Il n’est pas en compétition avec les grandes sociétés de restauration qui trustent les restaurants de musées et les buffets de théâtre. « Nous construisons des restaurants étroitement imbriqués dans la dimension culturelle des lieux, explique-t-il. En permanence, avec nos animations, nous nous adaptons aux événements culturels. Nous avons aussi des tarifs proches des attentes des milieux culturels avec des demis de bière à 3 € ou des plats à 12 €. »

Les grandes carrioles

Le parcours de cet entrepreneur de 52 ans est d’ailleurs davantage lié à la gestion des entreprises culturelles qu’à la restauration. Il intègre les cabinets ministériels de Catherine Tasca (Culture) et Michel Duff our (Patrimoine et Décentralisation culturelle) avant de devenir directeur général des opérations de l’agence de l’architecte Jean Nouvel durant une dizaine d’années. Il participe alors à l’aventure de la Belle de mai. En 2013, il se consacre totalement aux Grandes Tables. C’est l’année où Marseille devient capitale culturelle. Avec son associée, Marie-Josée Ordener, femme de terrain qui cumule de talents de mise en scène et de cuisinière, il crée Les Grandes Carrioles, neuf restaurants ambulants imaginés en collaboration avec des chefs différents. « On vient nous chercher parce qu’on amène des choses différentes, justifie-t-il. Lors du Sail GP, nos carrioles de cuisine de rue ont animé l’événement. »
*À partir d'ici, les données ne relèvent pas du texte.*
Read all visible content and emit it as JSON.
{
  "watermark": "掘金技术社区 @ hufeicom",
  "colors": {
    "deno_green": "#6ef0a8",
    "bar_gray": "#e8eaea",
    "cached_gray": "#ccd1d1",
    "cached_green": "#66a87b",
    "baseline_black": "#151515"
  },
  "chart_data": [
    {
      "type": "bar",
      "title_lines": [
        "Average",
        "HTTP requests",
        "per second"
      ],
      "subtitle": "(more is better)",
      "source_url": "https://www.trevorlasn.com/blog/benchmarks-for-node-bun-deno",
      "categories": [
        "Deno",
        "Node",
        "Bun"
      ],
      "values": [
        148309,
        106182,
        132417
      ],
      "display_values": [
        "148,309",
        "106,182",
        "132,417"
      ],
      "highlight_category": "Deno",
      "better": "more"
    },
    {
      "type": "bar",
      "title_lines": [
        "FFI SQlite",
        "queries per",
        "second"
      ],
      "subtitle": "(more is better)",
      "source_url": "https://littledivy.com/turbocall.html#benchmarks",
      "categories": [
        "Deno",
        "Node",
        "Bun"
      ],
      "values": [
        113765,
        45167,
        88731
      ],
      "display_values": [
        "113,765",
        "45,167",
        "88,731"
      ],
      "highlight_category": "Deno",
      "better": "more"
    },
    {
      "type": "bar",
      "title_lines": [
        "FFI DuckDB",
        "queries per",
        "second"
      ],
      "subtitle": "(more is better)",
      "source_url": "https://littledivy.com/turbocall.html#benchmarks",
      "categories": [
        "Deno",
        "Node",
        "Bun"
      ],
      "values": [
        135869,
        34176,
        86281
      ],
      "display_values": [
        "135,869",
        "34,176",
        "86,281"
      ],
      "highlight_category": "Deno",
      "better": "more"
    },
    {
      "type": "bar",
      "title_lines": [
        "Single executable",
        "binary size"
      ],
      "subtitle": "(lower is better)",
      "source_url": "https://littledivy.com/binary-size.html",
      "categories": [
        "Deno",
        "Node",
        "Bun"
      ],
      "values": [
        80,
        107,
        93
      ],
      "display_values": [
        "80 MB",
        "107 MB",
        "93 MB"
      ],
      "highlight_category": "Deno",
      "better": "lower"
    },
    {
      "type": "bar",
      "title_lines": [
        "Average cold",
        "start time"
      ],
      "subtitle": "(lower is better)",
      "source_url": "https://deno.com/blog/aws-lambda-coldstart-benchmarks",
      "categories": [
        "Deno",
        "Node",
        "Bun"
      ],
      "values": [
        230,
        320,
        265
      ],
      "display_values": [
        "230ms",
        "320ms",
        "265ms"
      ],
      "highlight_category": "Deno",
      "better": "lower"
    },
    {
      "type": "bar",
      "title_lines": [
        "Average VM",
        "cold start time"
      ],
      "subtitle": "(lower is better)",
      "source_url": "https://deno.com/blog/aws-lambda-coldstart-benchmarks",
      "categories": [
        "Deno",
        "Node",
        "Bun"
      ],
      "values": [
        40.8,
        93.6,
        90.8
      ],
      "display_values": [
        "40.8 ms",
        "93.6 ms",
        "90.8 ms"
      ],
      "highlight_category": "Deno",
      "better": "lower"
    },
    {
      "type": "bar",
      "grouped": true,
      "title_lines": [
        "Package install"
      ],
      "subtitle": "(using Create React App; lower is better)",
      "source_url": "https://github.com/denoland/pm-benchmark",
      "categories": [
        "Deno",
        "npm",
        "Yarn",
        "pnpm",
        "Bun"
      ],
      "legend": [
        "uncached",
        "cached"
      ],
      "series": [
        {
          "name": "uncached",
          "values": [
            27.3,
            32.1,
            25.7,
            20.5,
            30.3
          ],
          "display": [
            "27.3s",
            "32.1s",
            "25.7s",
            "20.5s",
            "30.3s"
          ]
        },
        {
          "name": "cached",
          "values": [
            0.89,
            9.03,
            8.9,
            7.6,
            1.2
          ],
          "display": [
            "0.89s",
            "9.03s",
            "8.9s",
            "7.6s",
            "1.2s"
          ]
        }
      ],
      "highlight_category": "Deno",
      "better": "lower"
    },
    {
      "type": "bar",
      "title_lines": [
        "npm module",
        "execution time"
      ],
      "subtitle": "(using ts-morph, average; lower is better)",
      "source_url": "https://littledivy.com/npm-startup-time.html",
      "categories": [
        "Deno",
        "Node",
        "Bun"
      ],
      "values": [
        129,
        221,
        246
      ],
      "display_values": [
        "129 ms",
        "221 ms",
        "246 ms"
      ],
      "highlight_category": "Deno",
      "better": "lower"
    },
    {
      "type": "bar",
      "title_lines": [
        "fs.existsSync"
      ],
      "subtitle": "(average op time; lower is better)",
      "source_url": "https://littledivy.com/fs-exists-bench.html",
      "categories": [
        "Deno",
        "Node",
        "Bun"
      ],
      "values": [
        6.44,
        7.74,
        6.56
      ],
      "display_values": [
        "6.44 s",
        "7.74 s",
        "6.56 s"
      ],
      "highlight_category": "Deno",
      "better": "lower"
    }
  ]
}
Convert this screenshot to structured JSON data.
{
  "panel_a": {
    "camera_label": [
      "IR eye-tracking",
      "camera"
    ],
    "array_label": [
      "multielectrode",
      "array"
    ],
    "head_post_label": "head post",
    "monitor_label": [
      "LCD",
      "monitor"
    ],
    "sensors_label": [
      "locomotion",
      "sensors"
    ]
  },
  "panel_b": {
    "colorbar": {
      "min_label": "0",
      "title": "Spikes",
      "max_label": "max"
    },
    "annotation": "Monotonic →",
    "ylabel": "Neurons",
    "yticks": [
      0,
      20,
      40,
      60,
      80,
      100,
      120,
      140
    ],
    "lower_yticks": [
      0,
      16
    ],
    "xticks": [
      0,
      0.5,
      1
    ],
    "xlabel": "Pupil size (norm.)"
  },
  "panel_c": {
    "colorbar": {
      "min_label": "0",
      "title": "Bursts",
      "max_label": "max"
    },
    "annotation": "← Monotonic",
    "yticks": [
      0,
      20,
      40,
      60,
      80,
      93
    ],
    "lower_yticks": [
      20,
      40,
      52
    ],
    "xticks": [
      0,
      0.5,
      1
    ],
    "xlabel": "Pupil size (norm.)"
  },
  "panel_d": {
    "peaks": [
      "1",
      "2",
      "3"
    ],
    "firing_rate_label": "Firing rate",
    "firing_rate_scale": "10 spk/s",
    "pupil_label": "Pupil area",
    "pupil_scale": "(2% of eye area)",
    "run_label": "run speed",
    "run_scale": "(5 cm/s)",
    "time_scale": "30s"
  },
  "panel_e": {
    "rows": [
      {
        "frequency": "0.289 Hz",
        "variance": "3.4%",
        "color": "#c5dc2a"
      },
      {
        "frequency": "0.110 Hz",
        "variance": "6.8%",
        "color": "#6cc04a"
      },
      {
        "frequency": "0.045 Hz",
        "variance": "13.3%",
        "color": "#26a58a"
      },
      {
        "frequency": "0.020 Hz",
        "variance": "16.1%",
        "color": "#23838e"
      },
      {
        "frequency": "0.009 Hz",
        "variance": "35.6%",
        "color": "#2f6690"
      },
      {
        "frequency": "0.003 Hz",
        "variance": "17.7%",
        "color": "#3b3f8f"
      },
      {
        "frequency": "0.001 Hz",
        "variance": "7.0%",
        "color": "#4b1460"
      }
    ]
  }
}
Fabrice Lextrait, directeur des Grandes Tables.

Fabrice Lextrait entretient un lien étroit avec les cuisiniers d’avant-garde et notamment ceux qui appartenaient à Génération C. Cette dimension gastronomique lui permet d’affirmer l’aspect local et culturel de ses prestations. Au Zef, à Calais, il a conçu son projet avec Alexandre Gauthier (la Grenouillère, à Madelaine-sous-Montreuil). À Marseille, il est proche de Lionel Lévy, le chef étoilé de l’Intercontinental, qu’il a persuadé de lancer un festival du couscous dans le prestigieux restaurant de l’hôtel. L’événement connaît un succès réel. La dernière édition a fédéré 25 restaurants dans la ville. Cette capacité d’innover reste la grande force de Fabrice Lextrait.

Après le confinement et avant l’actuelle mise à l’arrêt de la restauration marseillaise, il a rebondi alors que la crise de la Covid touche particulièrement les restaurants et les lieux culturels. Au théâtre de la Criée, par exemple, il a installé une terrasse devant le lieu fermé et en collaboration avec Provence tourisme, il a confié ses cuisines successivement à quatre chefs locaux dont les restaurants étaient restés fermés, pour proposer à des prix abordables une approche de la haute gastronomie.